PROJECT CASE STUDY // 2025

Enterprise Agentic Framework

100% Type Safety
LangChain Reusable Tools

The Challenge

Deploying custom agents for partners was a manual process. Every new use case required rewriting the reasoning loops and integration logic. We needed a standardized way to expose our internal APIs as “Tools” that an LLM could reliably use without hallucinating inputs or violating security protocols.

The Solution

I designed a reusable Model Context Protocol (MCP) Server architecture, then layered specialized agents (like a data aggregator) on top of it.

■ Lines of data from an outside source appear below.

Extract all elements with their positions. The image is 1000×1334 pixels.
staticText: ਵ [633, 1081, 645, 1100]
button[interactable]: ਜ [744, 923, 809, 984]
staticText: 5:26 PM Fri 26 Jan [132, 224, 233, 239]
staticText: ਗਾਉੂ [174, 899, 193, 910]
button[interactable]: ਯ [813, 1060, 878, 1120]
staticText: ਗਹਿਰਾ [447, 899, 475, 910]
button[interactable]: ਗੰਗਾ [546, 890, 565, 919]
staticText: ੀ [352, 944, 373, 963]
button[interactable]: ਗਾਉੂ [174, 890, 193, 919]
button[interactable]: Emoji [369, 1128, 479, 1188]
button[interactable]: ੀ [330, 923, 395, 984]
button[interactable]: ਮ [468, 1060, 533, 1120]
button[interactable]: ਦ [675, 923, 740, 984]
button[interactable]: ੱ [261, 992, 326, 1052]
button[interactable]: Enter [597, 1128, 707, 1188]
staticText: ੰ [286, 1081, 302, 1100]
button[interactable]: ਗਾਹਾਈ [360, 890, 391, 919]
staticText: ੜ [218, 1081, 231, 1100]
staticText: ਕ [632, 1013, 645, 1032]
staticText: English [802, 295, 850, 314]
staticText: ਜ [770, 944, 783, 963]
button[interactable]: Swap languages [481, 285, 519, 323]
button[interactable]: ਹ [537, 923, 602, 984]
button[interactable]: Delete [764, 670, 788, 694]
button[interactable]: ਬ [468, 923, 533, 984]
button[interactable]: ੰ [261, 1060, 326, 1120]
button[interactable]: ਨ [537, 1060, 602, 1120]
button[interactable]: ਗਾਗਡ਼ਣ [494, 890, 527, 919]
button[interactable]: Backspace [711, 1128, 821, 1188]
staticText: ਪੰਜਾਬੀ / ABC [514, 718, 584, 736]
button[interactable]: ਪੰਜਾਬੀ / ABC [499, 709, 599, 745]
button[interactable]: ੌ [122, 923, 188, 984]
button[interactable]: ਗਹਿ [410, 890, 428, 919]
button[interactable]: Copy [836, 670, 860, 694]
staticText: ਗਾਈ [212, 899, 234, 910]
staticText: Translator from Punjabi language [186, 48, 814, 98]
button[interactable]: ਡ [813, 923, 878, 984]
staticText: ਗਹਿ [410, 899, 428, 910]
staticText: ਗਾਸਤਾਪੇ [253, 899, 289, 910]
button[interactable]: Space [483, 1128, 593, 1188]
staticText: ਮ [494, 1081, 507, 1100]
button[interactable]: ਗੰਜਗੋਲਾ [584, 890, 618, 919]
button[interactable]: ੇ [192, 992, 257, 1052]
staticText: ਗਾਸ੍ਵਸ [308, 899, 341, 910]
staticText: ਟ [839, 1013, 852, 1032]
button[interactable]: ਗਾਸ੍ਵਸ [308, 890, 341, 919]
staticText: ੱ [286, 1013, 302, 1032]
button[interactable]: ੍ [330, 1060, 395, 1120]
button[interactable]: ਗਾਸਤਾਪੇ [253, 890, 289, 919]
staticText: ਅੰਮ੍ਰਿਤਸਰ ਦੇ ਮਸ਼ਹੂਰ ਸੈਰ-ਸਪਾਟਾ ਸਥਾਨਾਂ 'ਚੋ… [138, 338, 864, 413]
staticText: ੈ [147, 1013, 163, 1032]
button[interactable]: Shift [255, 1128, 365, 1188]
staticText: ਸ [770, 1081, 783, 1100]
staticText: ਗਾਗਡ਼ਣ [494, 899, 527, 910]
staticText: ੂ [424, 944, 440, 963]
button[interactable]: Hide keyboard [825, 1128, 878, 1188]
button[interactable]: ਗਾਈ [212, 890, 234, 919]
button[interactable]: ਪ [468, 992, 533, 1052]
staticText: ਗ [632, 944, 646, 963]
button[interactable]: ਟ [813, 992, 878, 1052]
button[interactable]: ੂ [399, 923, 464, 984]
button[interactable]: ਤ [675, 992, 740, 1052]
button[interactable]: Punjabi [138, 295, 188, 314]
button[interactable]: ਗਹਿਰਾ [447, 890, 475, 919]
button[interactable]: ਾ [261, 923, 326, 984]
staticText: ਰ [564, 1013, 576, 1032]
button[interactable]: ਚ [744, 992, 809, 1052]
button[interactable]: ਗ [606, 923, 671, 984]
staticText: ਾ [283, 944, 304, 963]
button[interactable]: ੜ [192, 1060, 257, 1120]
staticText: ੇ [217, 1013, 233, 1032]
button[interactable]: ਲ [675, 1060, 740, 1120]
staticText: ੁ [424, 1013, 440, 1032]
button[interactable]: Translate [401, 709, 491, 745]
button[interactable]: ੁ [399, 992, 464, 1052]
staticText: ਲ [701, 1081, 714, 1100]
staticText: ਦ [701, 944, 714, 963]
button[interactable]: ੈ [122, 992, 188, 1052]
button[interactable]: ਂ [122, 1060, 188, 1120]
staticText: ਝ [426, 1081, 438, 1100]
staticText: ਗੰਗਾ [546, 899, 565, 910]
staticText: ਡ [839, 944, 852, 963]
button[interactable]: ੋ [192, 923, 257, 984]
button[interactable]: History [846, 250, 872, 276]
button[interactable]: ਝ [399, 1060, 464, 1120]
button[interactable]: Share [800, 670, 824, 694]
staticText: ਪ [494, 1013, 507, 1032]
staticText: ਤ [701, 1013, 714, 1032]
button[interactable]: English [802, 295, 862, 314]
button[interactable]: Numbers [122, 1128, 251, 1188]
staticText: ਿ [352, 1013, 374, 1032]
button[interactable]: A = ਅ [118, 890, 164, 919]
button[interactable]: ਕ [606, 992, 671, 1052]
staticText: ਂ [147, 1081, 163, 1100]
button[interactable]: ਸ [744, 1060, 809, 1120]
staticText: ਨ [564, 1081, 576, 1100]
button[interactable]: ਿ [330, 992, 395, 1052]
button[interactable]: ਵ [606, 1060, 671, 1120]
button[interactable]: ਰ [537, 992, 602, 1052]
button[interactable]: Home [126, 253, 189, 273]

  • Schema-Driven Design: Agents are defined by strict JSON/SQL schemas. The system automatically generates the system prompts and validation logic based on these definitions, ensuring agents stay “on rails.”
  • Centralized Tool Definitions: Created a pattern for defining tools that decouples the business logic from the LLM interface. This allows us to plug new capabilities into existing agents without refactoring the orchestration layer.
  • Agnostic Orchestration: The framework exports tools in a format compatible with major orchestration libraries (like LangChain), allowing seamless integration into existing workflows.
  • Data Aggregator Agent: Built a LangChain agent that pulls real-time sources (APIs, CSV drops, web hooks), validates the payloads against a JSON schema, and writes them into Postgres using SQL templating. The agent uses the MCP tooling layer to fetch canonical column definitions, preventing schema drift or invalid inserts.
  • Automatic Context Windows: The aggregator agent batches large ingestions by chunking the schema proto into compressed JSON, keeping the LLM focused on column ordering and foreign key relationships rather than entire documentation dumps.

The Impact

This framework drastically reduced the time required to stand up new agentic pilots. It enables safe, structured interaction with internal data, allowing partners to deploy text-to-SQL and text-to-JSON capabilities without direct database access. The data aggregator agent now feeds normalized data into the shared warehouse in minutes, replacing brittle ETL scripts and guaranteeing type-safe inserts driven by the MCP schema contracts.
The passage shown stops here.